LIKE ROUGHLY A jillion people across North America, I saw the new Star Trek this weekend, and loved it.
[SPOILERS FOR THE MOVIE FOLLOW]
But it took the kung fu of John Rogers to point out how the movie also kicks most of what you know about heroic storytelling on its ass:
The rest is well, well worth your time.
Captain James T. Kirk, the protagonist of the movie, does not have the development executive's beloved "character arc." He has no arc at all.
He starts as an arrogant sonovabitch, and becomes a slightly more motivated arrogant sonovabitch. He does not learn to sacrifice, he does not learn to work well with others -- he takes over the goddam ship. He's right all the time, he never doubts he's right, and the only obstacle he occasionally faces is when other people aren't sharp enough to see how frikkin' awesome -- and right -- he is as quickly as they should.
He never has an end-of-Act-Two "low point." Being stranded on the ice planet? Please. He spends those few minutes dictating a memo about bringing Spock up on charges when -- not if, when -- he rejoins the fleet. Oh yes, and then not one but two deus ex machina's get him back to the ship in time.

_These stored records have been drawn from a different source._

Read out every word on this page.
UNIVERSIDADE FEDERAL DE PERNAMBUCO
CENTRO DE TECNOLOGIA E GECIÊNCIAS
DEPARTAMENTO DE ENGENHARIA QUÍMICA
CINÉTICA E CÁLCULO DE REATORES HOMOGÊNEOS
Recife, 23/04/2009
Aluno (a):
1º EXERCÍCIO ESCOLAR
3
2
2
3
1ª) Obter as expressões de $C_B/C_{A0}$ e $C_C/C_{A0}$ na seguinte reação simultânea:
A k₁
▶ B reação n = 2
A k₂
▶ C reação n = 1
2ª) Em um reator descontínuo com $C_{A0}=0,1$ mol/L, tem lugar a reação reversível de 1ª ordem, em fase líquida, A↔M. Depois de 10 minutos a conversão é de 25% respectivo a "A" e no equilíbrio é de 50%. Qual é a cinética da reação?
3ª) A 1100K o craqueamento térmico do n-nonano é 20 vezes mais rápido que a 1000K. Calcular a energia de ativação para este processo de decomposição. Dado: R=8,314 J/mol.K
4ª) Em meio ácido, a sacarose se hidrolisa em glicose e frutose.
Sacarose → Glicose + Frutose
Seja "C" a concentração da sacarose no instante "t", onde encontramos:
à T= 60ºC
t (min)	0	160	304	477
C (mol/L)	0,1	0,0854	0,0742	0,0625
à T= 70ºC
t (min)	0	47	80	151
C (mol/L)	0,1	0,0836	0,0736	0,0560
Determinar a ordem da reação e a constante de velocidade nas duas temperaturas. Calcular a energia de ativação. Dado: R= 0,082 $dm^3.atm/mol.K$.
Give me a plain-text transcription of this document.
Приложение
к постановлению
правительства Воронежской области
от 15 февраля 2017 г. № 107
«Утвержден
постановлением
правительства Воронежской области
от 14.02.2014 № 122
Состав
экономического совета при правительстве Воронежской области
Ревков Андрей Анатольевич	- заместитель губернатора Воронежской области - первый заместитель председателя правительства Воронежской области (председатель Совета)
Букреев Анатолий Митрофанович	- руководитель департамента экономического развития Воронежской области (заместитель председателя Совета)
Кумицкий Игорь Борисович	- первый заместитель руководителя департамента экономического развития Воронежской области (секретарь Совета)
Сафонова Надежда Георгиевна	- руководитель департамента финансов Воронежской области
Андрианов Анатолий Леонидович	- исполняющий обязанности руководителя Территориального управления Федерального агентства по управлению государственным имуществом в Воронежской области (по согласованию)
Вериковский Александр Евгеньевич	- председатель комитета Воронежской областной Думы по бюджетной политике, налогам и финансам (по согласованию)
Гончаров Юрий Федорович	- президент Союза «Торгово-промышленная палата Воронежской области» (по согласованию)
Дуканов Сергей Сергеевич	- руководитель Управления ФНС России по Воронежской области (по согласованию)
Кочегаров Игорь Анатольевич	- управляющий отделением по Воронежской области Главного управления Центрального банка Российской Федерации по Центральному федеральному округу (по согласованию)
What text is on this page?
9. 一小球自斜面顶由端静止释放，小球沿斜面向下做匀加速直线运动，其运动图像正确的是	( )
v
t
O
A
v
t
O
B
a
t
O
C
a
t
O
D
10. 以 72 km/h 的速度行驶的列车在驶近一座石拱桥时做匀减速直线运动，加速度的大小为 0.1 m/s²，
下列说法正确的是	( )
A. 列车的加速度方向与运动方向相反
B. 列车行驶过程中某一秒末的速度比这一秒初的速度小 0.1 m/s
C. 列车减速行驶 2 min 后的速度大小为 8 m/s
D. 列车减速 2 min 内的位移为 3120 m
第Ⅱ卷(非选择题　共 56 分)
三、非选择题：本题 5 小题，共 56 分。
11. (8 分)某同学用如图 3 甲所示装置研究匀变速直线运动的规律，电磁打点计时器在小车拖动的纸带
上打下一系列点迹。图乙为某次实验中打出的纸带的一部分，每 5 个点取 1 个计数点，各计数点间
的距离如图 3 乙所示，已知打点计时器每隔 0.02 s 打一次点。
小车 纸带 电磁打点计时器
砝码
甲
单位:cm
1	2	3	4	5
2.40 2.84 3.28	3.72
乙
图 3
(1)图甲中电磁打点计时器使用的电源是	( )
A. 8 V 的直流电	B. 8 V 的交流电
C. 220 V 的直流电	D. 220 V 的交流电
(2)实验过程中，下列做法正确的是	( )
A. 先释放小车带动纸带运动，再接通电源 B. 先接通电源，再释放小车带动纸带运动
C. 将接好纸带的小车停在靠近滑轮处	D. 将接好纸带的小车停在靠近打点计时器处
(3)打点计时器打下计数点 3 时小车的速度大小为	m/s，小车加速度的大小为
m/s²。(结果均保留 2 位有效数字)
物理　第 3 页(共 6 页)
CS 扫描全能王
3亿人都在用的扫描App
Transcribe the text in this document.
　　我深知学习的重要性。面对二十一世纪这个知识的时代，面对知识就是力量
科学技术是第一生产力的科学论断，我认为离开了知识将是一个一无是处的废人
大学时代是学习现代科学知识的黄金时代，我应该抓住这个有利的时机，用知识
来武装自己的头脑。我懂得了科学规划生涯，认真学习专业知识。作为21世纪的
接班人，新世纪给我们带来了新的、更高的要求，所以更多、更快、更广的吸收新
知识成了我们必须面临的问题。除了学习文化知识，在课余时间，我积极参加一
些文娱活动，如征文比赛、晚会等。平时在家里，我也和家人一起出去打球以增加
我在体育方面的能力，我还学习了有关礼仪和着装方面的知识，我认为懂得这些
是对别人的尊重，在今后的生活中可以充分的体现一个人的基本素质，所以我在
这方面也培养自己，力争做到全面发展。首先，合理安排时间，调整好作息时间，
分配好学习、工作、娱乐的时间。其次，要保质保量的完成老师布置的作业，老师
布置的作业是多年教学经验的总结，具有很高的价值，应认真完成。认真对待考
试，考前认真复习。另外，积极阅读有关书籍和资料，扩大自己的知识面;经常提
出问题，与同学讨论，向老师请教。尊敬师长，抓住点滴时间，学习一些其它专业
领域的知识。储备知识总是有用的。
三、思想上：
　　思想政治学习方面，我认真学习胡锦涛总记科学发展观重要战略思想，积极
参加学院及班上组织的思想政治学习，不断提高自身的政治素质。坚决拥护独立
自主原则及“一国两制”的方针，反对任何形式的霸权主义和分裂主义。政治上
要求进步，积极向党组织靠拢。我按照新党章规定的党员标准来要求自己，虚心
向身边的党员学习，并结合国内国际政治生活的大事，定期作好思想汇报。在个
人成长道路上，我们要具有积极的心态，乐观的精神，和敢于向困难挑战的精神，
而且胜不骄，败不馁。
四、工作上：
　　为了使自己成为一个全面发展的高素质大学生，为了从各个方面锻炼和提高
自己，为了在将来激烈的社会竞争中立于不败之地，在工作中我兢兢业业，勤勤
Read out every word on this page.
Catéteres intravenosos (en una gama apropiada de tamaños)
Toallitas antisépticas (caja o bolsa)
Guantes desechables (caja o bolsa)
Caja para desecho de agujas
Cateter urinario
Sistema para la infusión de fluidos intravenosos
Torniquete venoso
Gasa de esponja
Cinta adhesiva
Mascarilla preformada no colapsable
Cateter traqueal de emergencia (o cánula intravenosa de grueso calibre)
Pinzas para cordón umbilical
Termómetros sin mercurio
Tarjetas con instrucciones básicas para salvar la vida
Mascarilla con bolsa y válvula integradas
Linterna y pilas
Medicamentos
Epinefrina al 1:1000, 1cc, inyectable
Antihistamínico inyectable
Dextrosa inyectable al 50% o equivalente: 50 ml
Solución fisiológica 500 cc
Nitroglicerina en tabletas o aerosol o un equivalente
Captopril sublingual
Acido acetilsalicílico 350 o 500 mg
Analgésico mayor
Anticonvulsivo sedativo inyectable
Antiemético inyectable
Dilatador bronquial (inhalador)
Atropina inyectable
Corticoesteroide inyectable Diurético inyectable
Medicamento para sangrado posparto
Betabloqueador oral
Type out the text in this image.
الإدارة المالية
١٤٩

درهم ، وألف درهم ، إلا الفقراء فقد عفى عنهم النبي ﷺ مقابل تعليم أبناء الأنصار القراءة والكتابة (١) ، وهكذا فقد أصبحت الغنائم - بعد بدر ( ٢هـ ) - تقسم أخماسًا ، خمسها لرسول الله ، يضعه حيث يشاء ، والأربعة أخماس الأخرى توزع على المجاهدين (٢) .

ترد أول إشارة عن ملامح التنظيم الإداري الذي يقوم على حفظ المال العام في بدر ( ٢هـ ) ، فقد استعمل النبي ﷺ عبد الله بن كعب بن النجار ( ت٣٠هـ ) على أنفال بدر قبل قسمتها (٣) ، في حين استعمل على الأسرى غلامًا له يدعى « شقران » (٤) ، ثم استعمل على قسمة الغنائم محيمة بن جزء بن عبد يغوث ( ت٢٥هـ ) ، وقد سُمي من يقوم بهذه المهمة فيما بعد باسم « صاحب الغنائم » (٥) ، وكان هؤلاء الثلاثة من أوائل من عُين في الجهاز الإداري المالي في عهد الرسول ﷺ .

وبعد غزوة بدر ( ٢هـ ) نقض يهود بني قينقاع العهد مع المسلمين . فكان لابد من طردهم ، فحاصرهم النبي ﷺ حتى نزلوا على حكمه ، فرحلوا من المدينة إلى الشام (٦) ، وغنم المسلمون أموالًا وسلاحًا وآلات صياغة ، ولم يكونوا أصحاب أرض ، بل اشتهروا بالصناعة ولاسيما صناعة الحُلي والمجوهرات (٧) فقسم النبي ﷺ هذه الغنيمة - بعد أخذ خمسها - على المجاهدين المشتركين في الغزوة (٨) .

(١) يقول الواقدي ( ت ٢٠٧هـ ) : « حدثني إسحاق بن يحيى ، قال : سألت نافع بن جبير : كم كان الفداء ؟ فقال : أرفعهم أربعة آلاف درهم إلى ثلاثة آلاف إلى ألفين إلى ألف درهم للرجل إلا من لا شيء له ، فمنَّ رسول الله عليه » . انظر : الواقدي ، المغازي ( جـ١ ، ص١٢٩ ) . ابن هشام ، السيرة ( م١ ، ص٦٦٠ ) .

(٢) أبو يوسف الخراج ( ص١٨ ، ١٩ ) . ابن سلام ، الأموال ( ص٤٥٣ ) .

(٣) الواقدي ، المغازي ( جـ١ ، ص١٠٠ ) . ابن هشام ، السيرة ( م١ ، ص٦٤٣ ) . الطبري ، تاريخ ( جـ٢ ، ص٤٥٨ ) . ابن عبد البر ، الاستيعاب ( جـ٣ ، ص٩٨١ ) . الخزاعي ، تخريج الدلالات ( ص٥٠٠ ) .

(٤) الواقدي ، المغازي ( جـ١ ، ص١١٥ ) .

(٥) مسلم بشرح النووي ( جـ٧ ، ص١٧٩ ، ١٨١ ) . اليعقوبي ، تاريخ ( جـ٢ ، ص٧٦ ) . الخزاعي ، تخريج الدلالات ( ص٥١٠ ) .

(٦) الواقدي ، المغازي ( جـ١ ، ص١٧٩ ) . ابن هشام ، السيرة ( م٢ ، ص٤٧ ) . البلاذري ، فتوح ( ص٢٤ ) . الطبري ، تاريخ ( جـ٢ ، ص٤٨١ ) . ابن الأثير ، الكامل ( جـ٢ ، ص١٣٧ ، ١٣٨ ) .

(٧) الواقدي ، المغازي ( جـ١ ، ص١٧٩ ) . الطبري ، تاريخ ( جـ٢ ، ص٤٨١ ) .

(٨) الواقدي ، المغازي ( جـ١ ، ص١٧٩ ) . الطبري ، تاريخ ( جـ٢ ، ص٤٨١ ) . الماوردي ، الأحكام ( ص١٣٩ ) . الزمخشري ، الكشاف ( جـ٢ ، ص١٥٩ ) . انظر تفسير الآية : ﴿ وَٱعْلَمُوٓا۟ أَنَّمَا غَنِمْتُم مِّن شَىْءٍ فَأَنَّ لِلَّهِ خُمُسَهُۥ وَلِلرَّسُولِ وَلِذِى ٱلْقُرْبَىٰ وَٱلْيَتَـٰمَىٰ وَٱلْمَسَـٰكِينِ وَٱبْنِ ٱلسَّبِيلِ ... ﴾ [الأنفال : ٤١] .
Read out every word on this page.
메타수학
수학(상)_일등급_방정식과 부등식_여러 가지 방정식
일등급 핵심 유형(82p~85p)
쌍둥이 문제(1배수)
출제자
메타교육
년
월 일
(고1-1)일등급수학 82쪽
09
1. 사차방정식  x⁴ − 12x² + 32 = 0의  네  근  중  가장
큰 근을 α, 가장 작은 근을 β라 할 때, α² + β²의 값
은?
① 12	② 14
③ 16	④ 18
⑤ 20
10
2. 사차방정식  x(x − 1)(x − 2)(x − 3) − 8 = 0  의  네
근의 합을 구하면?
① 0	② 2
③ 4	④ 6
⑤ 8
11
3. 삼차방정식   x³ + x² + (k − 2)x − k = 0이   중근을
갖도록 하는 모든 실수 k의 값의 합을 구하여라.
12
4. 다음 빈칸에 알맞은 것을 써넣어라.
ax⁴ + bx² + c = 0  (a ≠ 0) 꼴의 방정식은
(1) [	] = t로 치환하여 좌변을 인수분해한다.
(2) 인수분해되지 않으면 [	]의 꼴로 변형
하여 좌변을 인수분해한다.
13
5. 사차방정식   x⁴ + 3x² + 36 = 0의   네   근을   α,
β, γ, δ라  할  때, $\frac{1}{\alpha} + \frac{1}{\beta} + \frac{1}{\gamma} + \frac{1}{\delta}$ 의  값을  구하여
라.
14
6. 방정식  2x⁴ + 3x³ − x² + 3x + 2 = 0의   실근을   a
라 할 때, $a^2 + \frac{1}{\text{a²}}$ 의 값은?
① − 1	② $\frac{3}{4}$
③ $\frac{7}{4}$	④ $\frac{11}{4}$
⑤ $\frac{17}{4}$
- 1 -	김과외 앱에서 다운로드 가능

Does he learn Spock's precious lesson about fear? No. Does he learn what it was like for his father to willingly stare death in the face and sacrifice himself? FUCK no, that's Spock in the starship in the end, making the kamikaze run.
5 rumbles:
Can't wait to see it again. THE BEST. And as someone pointed out (print? online?), you realize how damn hard it is to be James T. Kirk - the man of action. I actually credit Gene Roddenberry for creating a triumverate of characters that work so well to become a single entity: Kird, the man of action; Bones, the man of conscience; Spock, the man of reason. And they all fulfilled their roles to perfection. Let us not forget Eric Bana - the hero is only as good as the villain. LOVED IT!!!
Also, Kirk was smokin hot when he sat in that chair for the first time.
I'm still struggling for anything more coherent than "OMGSQUEEEEEEE!!!" But that's output. More intelligent input is much appreciated, so thanks for the link.
I liked it. No Yeoman Rand though...fuck.
It was really good - but I think a lot of that might have had to do with milking nostalgia. I'll tell you when I've stopped being so fan-boyish.
Also: Bones totally stole this film. The injection scene was priceless.